Substance- Amount (reacted or formed)
KClO3-- 10.0 g
KCl- 7.5 g
Al- 9.0 g


Reaction 1 ___KClO3(s) → ___KCl(s) + ___O2(g)


Reaction 2 ___Al(s) + ___O2(g) → ___Al2O3(s)


The decomposition of potassium chlorate in reaction 1 provides the necessary oxygen for reaction 2 to take place.
Determine the coefficients that will balance reactions 1 & 2. Also, find the mass of Al2O3 that will form given the amounts in the table.
A) Reaction 1: 2, 2, and 3
Reaction 2: 2, 3, and 2
7.5 grams Al2O3
B) Reaction 1: 1, 1, and 2
Reaction 2: 2, 3, and 2
9.5 grams Al2O3
C) Reaction 1: 2, 2, and 3
Reaction 2: 4, 3, and 2
11.5 grams Al2O3
D) Reaction 1: 2, 2, and 3
Reaction 2: 2, 2, and 3
16.5 grams Al2O3

Answer 1

C) Reaction 1: 2, 2, and 3

Reaction 2: 4, 3, and 2

11.5 grams Al2O3

Step-by-step explanation:

Reaction 1. __2_KClO3(s) → __2_KCl(s) + __3_O2(g)
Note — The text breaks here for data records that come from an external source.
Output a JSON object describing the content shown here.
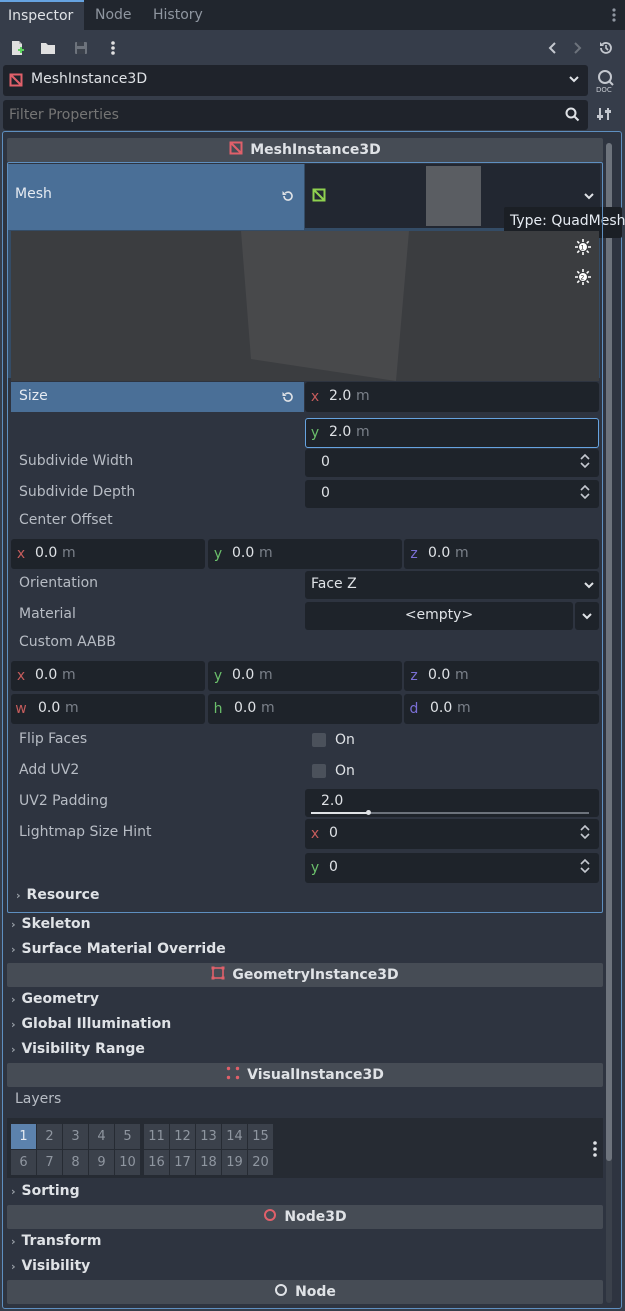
{
  "tabs": [
    "Inspector",
    "Node",
    "History"
  ],
  "node": {
    "type": "MeshInstance3D"
  },
  "filter": {
    "placeholder": "Filter Properties"
  },
  "tooltip": "Type: QuadMesh",
  "headers": {
    "mesh_instance": "MeshInstance3D",
    "geometry_instance": "GeometryInstance3D",
    "visual_instance": "VisualInstance3D",
    "node3d": "Node3D",
    "node": "Node"
  },
  "props": {
    "mesh": "Mesh",
    "size": "Size",
    "size_x": "2.0",
    "size_y": "2.0",
    "subdiv_w": "Subdivide Width",
    "subdiv_w_val": "0",
    "subdiv_d": "Subdivide Depth",
    "subdiv_d_val": "0",
    "center_offset": "Center Offset",
    "co_x": "0.0",
    "co_y": "0.0",
    "co_z": "0.0",
    "orientation": "Orientation",
    "orientation_val": "Face Z",
    "material": "Material",
    "material_val": "<empty>",
    "custom_aabb": "Custom AABB",
    "aabb_x": "0.0",
    "aabb_y": "0.0",
    "aabb_z": "0.0",
    "aabb_w": "0.0",
    "aabb_h": "0.0",
    "aabb_d": "0.0",
    "flip_faces": "Flip Faces",
    "add_uv2": "Add UV2",
    "on_label": "On",
    "uv2_padding": "UV2 Padding",
    "uv2_padding_val": "2.0",
    "lightmap": "Lightmap Size Hint",
    "lm_x": "0",
    "lm_y": "0",
    "unit": "m",
    "ax_x": "x",
    "ax_y": "y",
    "ax_z": "z",
    "ax_w": "w",
    "ax_h": "h",
    "ax_d": "d"
  },
  "sections": {
    "resource": "Resource",
    "skeleton": "Skeleton",
    "surface_override": "Surface Material Override",
    "geometry": "Geometry",
    "global_illumination": "Global Illumination",
    "visibility_range": "Visibility Range",
    "sorting": "Sorting",
    "transform": "Transform",
    "visibility": "Visibility"
  },
  "layers": {
    "label": "Layers",
    "row1": [
      "1",
      "2",
      "3",
      "4",
      "5",
      "11",
      "12",
      "13",
      "14",
      "15"
    ],
    "row2": [
      "6",
      "7",
      "8",
      "9",
      "10",
      "16",
      "17",
      "18",
      "19",
      "20"
    ],
    "active": "1"
  },
  "colors": {
    "accent": "#66a3e0",
    "mesh_icon": "#e0606a",
    "axis_x": "#c55c5c",
    "axis_y": "#6bbf6b",
    "axis_z": "#7b6fd6"
  }
}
Reaction 2. __4_Al(s) + __3_O2(g) → __2_Al2O3(s)

Answer 2

c)

Reaction 1: 2, 2, and 3

Reaction 2: 4, 3, and 2

11.5 grams Al2O3

According to the law of conservation of matter and/or mass, 2.5 grams of O2 is formed in the first reaction. Using this amount with the given aluminum amount, 11.5 grams of grams Al2O3 will be formed in reaction 2.